Margaret Bulmer era otra de las grandes proezas atribuibles a El perturbador de la paz, pero de una forma muy distinta. Cuando Margaret volvió de la larga estancia con sus padres parecía diez años más joven y se encontró con un marido mucho más amable y considerado. Lo cierto es que Stephen la había echado de menos, la casa no era tan cómoda si no estaba Margaret para engrasar la maquinaria doméstica. Stephen no quería correr riesgos y se dispuso a ser agradable con su mujer. Además, transformó un viejo cobertizo que había al fondo del jardín en un estudio muy confortable; de este modo, podía dedicarse a sus investigaciones del carácter y las conquistas de Enrique IV sin que le molestara el ruido de los niños y demás habitantes de la casa. Como ya no había necesidad de imponer un silencio completo y absoluto en la casa, todo el mundo estaba más a gusto. Y resultó que el estudio del señor Bulmer se hizo imprescindible, porque, durante la larga estancia con los abuelos, éstos habían malcriado concienzudamente a los pequeños. Ahora eran un par de niños normales, ruidosos y saludables, y no unos ratoncitos blancos. Todo eso podía atribuirse directamente a El perturbador de la paz; por lo tanto, aunque Margaret no había cumplido el destino prescrito, es decir, no se había fugado a medianoche por la ventana de su dormitorio con Harry Carter, a la autora le parecía que el caso podía considerarse otro éxito muy justificadamente.
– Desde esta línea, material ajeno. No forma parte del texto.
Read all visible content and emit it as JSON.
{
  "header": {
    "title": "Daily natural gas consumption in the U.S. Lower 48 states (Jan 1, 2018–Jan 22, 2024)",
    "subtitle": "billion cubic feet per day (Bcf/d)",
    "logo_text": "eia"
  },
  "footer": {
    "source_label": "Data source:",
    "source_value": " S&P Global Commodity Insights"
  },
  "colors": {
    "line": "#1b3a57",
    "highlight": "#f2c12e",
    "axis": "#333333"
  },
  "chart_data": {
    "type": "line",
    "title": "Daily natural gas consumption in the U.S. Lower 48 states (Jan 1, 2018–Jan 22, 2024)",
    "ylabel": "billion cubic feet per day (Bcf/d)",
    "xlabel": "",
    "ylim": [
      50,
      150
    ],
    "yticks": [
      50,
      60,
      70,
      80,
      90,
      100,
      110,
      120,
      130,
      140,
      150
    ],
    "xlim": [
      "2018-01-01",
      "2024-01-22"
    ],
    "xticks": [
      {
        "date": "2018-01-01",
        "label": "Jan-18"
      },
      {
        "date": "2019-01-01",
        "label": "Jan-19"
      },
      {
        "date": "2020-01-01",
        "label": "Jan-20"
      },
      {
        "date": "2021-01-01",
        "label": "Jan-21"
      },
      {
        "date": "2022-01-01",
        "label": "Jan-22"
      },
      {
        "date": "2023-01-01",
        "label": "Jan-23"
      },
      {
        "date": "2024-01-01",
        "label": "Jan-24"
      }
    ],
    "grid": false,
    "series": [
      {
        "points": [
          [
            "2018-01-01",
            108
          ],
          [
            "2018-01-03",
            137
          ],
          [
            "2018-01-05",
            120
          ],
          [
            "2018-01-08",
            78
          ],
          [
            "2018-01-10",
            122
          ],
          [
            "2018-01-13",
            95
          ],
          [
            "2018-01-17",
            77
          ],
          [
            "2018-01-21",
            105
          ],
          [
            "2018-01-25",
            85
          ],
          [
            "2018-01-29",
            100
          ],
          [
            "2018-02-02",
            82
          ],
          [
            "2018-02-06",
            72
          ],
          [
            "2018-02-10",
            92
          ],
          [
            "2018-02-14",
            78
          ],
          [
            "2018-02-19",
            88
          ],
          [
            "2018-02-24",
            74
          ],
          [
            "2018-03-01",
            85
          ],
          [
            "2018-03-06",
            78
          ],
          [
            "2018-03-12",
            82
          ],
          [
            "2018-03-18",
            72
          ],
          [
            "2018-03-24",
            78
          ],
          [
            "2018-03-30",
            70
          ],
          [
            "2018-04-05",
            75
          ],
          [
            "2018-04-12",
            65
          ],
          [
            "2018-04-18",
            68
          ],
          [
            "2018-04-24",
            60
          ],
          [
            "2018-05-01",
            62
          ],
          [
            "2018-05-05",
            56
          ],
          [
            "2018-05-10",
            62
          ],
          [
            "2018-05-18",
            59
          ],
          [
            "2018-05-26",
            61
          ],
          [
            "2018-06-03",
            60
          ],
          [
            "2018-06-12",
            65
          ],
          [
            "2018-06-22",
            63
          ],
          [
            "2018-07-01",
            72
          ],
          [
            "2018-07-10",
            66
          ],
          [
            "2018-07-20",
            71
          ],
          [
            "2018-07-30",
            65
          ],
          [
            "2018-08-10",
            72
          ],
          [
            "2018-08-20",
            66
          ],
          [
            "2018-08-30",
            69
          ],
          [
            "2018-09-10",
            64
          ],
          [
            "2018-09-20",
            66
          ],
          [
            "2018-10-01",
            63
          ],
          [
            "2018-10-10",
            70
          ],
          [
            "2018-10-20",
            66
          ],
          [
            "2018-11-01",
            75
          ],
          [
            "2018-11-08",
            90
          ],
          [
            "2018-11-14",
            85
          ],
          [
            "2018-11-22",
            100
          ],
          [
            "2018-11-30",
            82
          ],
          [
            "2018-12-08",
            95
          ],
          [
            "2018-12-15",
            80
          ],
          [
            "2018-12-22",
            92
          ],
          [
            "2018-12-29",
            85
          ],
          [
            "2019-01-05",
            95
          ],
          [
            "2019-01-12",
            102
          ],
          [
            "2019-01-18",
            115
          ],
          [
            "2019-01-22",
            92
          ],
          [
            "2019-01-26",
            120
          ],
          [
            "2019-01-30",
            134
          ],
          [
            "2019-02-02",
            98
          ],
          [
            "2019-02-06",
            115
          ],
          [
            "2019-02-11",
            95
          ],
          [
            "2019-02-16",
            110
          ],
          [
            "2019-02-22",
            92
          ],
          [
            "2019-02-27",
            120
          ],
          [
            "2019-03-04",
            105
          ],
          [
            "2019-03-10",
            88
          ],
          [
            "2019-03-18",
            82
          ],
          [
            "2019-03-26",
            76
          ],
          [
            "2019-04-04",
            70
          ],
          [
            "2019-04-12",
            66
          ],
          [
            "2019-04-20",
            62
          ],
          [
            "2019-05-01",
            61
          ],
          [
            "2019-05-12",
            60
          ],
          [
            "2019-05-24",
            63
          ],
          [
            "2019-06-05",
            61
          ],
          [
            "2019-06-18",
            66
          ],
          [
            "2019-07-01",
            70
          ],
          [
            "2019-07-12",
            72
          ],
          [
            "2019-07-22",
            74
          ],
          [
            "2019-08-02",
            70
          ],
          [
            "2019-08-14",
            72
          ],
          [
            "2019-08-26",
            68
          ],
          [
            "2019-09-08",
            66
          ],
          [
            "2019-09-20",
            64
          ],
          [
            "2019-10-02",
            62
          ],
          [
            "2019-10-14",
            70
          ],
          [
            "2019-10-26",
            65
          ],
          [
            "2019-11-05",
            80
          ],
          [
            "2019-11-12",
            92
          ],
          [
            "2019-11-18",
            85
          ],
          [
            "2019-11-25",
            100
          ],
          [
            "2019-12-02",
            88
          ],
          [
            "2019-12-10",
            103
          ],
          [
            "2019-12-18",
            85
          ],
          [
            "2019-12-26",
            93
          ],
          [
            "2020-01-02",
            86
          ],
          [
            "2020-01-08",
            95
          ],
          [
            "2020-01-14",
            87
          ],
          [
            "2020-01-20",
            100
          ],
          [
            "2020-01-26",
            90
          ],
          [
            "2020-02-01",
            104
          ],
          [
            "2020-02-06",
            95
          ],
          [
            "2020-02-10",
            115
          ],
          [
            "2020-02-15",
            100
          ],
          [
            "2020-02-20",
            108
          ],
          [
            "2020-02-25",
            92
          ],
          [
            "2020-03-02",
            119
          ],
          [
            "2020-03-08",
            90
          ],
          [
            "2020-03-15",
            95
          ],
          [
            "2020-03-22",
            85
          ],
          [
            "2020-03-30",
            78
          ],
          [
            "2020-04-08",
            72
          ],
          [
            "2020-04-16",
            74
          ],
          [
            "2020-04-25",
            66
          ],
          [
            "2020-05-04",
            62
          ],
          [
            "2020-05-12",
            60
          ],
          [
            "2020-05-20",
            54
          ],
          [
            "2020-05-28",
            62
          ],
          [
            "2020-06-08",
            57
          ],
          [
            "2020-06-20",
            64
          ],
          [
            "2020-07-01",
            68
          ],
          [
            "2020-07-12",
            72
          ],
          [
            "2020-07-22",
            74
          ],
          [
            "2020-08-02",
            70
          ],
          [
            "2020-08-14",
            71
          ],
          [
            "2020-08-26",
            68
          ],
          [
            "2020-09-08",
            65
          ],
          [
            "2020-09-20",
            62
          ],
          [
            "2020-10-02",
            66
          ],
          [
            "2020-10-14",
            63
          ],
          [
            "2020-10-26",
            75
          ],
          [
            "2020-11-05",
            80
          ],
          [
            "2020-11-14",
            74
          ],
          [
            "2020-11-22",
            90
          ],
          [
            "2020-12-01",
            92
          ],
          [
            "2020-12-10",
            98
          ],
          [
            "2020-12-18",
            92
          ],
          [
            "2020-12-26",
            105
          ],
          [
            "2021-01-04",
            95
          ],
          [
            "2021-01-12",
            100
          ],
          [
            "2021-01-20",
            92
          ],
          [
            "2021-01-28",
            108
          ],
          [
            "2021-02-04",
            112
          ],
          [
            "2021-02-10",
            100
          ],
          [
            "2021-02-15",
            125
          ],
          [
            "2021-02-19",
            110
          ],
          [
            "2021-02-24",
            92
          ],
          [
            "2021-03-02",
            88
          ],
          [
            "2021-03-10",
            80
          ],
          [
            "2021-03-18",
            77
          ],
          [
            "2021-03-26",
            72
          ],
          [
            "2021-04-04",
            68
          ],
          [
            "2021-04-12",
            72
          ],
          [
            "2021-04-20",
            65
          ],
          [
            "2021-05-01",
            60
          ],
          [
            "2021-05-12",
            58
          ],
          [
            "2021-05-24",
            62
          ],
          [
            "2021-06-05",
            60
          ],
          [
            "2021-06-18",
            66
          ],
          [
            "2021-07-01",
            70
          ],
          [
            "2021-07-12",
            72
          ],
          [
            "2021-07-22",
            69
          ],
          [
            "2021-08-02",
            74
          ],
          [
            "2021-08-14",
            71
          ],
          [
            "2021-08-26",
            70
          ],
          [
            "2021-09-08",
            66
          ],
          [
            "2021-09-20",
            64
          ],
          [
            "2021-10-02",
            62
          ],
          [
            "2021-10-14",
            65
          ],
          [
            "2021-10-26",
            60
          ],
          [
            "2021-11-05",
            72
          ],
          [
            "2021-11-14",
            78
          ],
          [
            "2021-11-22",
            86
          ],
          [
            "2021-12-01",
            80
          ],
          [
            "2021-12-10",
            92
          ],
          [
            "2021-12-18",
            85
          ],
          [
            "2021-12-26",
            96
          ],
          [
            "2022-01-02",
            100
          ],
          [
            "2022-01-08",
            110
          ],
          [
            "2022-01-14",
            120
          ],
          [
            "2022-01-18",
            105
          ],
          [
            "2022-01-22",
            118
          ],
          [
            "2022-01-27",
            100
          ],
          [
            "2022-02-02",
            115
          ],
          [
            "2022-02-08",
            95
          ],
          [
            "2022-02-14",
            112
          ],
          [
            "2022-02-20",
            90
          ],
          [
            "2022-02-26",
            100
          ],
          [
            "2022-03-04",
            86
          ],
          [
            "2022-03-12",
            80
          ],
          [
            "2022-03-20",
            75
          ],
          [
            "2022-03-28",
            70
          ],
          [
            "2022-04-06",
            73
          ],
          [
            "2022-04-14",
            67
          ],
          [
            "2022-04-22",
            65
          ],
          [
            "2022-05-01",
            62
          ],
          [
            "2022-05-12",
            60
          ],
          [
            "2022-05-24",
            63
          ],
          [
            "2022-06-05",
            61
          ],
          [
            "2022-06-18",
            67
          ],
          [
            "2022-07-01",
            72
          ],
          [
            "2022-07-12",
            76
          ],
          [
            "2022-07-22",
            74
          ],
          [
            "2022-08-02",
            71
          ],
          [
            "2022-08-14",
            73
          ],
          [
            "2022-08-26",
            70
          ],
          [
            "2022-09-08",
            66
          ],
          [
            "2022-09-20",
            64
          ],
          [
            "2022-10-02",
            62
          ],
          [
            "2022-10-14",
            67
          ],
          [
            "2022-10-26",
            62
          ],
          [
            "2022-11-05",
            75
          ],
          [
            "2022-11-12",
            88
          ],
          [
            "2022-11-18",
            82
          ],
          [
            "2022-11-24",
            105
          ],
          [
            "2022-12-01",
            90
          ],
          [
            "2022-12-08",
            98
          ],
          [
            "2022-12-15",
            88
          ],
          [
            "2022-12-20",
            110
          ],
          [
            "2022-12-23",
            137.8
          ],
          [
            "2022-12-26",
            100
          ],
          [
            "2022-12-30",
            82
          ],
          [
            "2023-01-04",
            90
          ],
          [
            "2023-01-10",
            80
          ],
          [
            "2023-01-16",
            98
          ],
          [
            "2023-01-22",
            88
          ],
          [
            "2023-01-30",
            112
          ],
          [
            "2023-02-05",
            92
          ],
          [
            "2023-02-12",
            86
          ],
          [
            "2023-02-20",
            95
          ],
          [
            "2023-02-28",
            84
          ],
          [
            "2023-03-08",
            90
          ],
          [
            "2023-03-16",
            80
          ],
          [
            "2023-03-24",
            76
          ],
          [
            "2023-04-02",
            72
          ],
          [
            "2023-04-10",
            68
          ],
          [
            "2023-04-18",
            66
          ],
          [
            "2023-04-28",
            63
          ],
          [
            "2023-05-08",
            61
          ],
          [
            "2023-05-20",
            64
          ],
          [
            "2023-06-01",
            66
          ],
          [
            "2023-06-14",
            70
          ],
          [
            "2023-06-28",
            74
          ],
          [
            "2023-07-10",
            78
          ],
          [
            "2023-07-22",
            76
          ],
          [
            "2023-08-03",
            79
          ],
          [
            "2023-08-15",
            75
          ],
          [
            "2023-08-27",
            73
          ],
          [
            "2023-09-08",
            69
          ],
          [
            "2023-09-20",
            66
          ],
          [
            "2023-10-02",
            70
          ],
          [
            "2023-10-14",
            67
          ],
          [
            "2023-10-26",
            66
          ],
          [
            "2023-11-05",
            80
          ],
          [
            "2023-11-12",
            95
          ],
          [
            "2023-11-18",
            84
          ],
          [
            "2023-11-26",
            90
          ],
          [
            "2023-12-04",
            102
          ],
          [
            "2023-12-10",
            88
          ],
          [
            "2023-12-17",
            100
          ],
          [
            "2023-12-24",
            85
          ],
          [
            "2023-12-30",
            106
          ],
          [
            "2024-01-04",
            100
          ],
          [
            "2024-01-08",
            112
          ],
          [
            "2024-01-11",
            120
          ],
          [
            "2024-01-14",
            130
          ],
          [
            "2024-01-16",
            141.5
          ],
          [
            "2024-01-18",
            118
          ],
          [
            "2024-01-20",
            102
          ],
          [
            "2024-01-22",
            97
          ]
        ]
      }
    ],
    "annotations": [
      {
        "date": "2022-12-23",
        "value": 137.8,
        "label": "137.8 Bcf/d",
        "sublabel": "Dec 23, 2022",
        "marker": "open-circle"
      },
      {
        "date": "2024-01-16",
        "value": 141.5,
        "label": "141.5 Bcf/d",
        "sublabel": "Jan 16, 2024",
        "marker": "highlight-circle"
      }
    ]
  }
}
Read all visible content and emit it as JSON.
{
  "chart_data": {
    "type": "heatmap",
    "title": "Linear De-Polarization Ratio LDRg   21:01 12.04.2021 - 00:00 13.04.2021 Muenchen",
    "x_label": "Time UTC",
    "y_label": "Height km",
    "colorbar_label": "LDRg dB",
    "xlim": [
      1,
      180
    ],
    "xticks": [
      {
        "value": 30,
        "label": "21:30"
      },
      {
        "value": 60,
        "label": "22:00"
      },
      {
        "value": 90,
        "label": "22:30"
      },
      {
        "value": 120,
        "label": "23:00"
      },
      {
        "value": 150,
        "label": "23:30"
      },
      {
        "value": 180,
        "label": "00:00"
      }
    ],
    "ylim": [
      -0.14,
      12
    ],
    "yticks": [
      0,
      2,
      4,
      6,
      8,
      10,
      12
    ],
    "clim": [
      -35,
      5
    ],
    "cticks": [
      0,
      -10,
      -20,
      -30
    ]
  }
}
Por último, el señor Featherstone Hogg. Barbara se puso muy contenta al enterarse de que el buen hombre se divertía de verdad. Apreciaba al señor Featherstone Hogg, siempre la había tratado con amabilidad y a ella le gustaba pagar con buen trato a quien la trataba bien; por eso lo había favorecido tanto en Más poderosa es la pluma… A Barbara se le ocurrió la mejor manera de que el señor Featherstone Hogg se lo pasara bien gracias a un comentario casual que le hizo la anciana señora Carter sobre su desafortunada afición al teatro; ese detalle, sumado a su propia experiencia en The Berkeley, le había servido de inspiración. Tal vez no tuviera imaginación, pero, desde luego, era ingeniosa. Por lo visto había dado en el clavo, porque, en la novela, el hombre se divertía exactamente como le gustaba en la vida real. Barbara se alegró mucho.